Hotel at a Glance: San Diego La Jolla Hotel
The newly restored hotel is located in San Diego's Golden Triangle, 15 miles from downtown San Diego and close to the Pacific Ocean's shores. At this upscale spot, you'll be able to choose from two new onsite restaurants, dive into the heated outdoor pool, or simply hang out in your posh room and enjoy the view.
- 15 miles from: downtown San Diego, and 13 miles from the San Diego Zoo
- Craft brews and local eats can be had at Amuse, the hotel's newly designed restaurant and bar. You can opt for a casual breakfast at the onsite Fresh restaurant.
- Splash into the heated outdoor pool, or soak up some California sun in a lounge chair on the sun deck.
- Chic rooms feature sleek wooden furnishings and sweeping views of La Jolla.

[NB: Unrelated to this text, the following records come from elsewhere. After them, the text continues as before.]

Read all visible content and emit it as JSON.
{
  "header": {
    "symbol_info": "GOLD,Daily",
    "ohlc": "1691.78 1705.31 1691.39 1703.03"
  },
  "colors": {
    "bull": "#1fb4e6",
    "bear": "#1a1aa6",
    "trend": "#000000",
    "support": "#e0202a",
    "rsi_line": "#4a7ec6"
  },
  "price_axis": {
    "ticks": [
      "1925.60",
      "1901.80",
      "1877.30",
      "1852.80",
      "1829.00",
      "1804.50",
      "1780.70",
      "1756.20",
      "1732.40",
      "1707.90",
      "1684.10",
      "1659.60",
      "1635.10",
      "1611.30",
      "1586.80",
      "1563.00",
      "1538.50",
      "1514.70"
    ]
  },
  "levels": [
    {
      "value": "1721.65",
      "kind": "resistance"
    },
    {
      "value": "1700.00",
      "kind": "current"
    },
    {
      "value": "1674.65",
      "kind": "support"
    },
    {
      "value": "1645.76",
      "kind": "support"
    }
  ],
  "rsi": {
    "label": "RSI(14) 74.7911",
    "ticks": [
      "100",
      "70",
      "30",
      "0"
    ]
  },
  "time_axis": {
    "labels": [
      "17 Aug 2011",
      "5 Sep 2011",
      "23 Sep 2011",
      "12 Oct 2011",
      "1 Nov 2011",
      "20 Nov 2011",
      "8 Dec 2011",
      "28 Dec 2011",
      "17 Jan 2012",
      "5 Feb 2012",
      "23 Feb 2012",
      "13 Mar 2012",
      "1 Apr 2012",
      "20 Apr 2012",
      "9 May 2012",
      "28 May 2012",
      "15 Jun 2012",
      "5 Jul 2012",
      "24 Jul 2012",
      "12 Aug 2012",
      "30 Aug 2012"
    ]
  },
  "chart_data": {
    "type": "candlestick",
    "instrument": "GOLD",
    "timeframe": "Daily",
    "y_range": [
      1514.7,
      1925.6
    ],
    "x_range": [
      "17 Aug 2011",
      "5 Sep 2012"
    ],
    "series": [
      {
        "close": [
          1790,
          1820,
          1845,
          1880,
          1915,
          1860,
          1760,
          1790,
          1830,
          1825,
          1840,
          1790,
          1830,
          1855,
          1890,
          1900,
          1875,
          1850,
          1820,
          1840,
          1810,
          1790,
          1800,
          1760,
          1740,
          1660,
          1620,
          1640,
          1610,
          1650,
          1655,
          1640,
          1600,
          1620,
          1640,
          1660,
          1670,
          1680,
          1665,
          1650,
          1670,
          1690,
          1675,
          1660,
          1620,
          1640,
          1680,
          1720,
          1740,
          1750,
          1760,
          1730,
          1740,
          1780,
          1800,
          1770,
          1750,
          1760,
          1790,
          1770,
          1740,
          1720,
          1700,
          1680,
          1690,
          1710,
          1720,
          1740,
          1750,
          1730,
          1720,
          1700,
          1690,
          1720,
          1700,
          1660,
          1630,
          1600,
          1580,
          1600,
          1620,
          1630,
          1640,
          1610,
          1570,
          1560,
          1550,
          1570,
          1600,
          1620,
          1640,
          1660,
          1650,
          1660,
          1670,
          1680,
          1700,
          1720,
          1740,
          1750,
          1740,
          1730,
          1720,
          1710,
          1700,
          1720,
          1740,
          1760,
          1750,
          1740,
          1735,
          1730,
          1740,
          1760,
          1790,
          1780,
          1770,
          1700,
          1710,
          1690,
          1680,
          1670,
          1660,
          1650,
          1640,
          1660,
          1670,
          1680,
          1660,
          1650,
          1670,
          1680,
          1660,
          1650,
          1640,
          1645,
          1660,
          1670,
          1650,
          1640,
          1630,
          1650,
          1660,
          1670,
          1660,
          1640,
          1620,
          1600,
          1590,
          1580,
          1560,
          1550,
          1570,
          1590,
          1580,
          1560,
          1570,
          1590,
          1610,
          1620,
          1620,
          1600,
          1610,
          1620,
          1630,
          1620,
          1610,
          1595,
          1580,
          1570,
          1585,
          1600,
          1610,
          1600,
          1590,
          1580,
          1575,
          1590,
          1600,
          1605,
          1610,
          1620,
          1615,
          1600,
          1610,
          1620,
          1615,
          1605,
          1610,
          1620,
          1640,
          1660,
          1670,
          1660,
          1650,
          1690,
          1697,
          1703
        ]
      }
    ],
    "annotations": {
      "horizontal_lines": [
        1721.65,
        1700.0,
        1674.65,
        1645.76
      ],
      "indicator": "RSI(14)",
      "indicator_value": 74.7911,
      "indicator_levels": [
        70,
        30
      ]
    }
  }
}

- Don't miss an Aqua Adventures tour of one of the seven sea caves located a short drive from the hotel.
San Diego, California: Historical Attractions and Electric Nightlife in Southern California
San Diego's sunny, comfortably warm weather and 70 miles of coastline have long attracted vacationing out-of-towners, but the city's inland scene is no slouch, either. The Gaslamp Quarter is arguably one of the trendiest listings on the National Register of Historic Places. The area forms both the historic center of town and a hub of San Diego nightlife, with nearly 100 Victorian-era buildings now occupied by high-end boutiques, jewelers, and gourmet restaurants.

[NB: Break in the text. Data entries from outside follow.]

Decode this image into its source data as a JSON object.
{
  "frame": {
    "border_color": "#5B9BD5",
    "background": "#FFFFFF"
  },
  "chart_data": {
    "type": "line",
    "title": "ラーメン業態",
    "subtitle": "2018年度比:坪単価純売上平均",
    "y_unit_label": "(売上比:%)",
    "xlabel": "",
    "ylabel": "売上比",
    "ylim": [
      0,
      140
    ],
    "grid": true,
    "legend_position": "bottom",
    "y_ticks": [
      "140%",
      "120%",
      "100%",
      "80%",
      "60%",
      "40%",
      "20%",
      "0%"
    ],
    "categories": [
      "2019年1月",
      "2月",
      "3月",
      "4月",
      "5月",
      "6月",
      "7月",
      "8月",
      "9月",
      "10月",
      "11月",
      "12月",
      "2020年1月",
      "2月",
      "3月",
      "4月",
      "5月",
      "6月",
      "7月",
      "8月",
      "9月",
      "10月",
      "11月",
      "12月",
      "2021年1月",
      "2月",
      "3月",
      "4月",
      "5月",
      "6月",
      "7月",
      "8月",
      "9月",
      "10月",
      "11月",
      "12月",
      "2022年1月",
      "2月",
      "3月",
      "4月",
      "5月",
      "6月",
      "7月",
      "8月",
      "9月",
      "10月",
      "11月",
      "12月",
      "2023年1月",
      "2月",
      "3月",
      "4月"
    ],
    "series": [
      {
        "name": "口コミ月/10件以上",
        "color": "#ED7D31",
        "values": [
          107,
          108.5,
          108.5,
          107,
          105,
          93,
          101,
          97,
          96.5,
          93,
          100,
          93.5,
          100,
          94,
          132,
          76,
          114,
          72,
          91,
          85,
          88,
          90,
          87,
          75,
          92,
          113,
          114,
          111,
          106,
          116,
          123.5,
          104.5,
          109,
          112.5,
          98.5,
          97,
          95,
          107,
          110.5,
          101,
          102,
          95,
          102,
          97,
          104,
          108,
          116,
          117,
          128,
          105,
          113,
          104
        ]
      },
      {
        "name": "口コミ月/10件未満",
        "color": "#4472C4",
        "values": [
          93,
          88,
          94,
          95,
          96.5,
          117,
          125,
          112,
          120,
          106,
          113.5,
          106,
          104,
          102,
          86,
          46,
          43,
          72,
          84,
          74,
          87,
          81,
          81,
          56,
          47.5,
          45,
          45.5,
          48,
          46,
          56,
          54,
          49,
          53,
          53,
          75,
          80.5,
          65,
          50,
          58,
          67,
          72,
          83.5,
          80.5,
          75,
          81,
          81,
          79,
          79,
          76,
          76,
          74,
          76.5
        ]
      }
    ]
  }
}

During the day, a stroll through iconic Balboa Park takes you past 17 separate museums, as well as the world-famous and much beloved San Diego Zoo. There's also the vibrant Spanish Village Art Center, a living gallery where local artists continuously produce pottery, handblown glass, and oil paintings for sale.
Farther north, in Old Town—site of the first European settlement in California—shops in Mission-style stucco buildings sell colorful wrestling masks, woven baskets, and maracas. Nearby stands The Whaley House Museum, dubbed one of the Most Terrifying Places in America by the Travel Channel. Ghosts of former residents are said to inhabit the rooms, which are filled with Victorian furniture, eerie dolls, and squeegees for ectoplasm cleanup.